Abstract

Small and medium-sized enterprises (SMEs) have been the target of supportive government policies since economic transformation began in Hungary although the birth of a strong and healthy layer of SMEs has not been observed in the country up to now. In this article the issue of why this has not happened is addressed. Empirical evidence suggested that Hungarian SMEs are not usually driven by the corporate values of Max Weber’s “protestant ethics”; instead, they aim at short-term financial enrichment. Hungarian SMEs cannot usually “climb the ladder” and turn into large enterprises – indeed, their survival period is relatively short. Nickell (1996) argued that (total factor) productivity rather than profitability would reflect a company’s efficiency level. Using frontier production and frontier profit functions there is an attempt here to prove that “technical (or allocative) efficiency” and “profit efficiency” both have a distinct role to play in explaining a firm’s economic performance; and by applying limited information maximum likelihood models of SME profit gaps it will be shown that cost inefficiencies and unfavourable market conditions — alongside the inefficient allocation of factors of production — inevitably lead to the fairly low level of SME profitability.

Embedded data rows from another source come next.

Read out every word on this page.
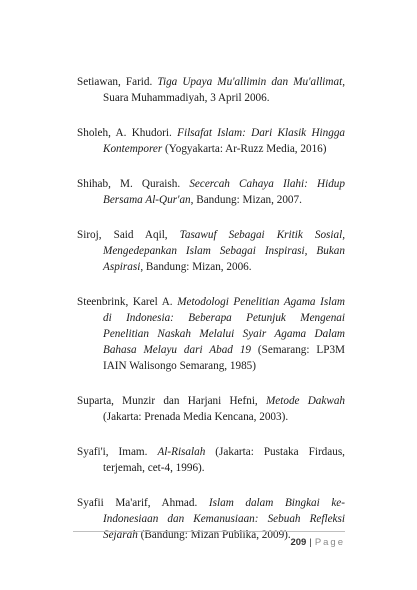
Setiawan, Farid. Tiga Upaya Mu'allimin dan Mu'allimat, Suara Muhammadiyah, 3 April 2006.

Sholeh, A. Khudori. Filsafat Islam: Dari Klasik Hingga Kontemporer (Yogyakarta: Ar-Ruzz Media, 2016)

Shihab, M. Quraish. Secercah Cahaya Ilahi: Hidup Bersama Al-Qur'an, Bandung: Mizan, 2007.

Siroj, Said Aqil, Tasawuf Sebagai Kritik Sosial, Mengedepankan Islam Sebagai Inspirasi, Bukan Aspirasi, Bandung: Mizan, 2006.

Steenbrink, Karel A. Metodologi Penelitian Agama Islam di Indonesia: Beberapa Petunjuk Mengenai Penelitian Naskah Melalui Syair Agama Dalam Bahasa Melayu dari Abad 19 (Semarang: LP3M IAIN Walisongo Semarang, 1985)

Suparta, Munzir dan Harjani Hefni, Metode Dakwah (Jakarta: Prenada Media Kencana, 2003).

Syafi'i, Imam. Al-Risalah (Jakarta: Pustaka Firdaus, terjemah, cet-4, 1996).

Syafii Ma'arif, Ahmad. Islam dalam Bingkai ke-Indonesiaan dan Kemanusiaan: Sebuah Refleksi Sejarah (Bandung: Mizan Publika, 2009).

209 | Page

The most important finding of the analysis is that employment has been a crucial factor in explaining the profit deviation of companies. Building on the results of Köllő (2001) the article argues that SMEs regard labour as flexible stock. Companies will seek out new labour if they find new market opportunities — but until these appear, they tend to remain in the arena of diminishing returns, this being the easiest way for them to maximise profits. Downgraded production activities do not attract substantial external financing. Yet a lack of financial resources when new market opportunities do emerge will prevent an SME from exploiting the chance.